In one embodiment, the information to be retrieved and manipulated includes the data input to the local model of the remote node. In one embodiment, the present invention allows acceptance of notification of dynamic updates of the system configuration.
The node-to-node communication module 630 provides a mechanism for nodes to communicate with each other on an on-going basis. In one embodiment, each node in the backup eco-system is responsible for its own on-going monitoring and communication of upstream and downstream replication loads and schedules externally visible configuration changes and plans, and feedback about operational status and planned operational statistics.
In one embodiment, the nodes provide each other with projections or data to make projections of their own anticipated behavior in the case of node or communication failures. This allows nodes suffering the loss of a peer to make meaningful predictions with respect to the recovery process once service is resumed.

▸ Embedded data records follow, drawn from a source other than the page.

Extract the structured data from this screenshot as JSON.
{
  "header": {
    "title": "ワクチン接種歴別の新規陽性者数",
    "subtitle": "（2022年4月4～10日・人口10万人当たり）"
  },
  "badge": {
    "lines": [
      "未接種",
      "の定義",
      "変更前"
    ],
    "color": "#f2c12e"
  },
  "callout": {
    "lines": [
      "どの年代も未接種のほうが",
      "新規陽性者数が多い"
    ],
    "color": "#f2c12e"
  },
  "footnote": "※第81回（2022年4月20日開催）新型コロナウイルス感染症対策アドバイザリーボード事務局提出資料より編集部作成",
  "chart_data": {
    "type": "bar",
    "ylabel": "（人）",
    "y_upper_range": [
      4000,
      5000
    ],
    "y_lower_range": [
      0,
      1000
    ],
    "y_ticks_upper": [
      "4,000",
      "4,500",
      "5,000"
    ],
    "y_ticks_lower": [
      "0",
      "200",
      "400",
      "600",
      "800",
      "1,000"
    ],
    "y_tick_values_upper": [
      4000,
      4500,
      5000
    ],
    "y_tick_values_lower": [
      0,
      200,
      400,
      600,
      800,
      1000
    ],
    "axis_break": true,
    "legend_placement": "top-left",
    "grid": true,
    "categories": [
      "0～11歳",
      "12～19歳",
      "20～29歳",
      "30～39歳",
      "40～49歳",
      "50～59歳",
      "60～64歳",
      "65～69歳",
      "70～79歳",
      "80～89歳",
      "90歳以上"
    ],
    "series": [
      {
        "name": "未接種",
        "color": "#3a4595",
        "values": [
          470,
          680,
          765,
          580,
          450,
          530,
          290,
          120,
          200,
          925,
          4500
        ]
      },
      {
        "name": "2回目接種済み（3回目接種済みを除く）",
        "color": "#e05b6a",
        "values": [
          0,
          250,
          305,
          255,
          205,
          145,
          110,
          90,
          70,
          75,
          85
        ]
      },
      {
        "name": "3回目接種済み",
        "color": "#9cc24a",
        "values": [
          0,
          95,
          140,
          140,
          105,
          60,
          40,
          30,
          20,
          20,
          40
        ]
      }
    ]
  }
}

The node-to-home-base communication module 620 provides a mechanism to allow the system to, in effect, place service calls on its own behalf by contacting the vendor (or in the case of a high security establishment, a proxy system for the vendor). In one embodiment, the remote nodes may transfer measured system performance figures, system health/stability measures and a notice of capacity exhaustion homeward to the home-base. In a similar manner as the notifier module provides messages relating to on-going system health and stability to be delivered to the user.
Example embodiments of the subject matter are thus described. Although the subject matter has been described in a language specific to structural features and/or methodological acts, it is to be understood that the subject matter defined in the appended claims is not necessarily limited to the specific features or acts described above. Rather, the specific features and acts described above are disclosed as example forms of implementing the claims.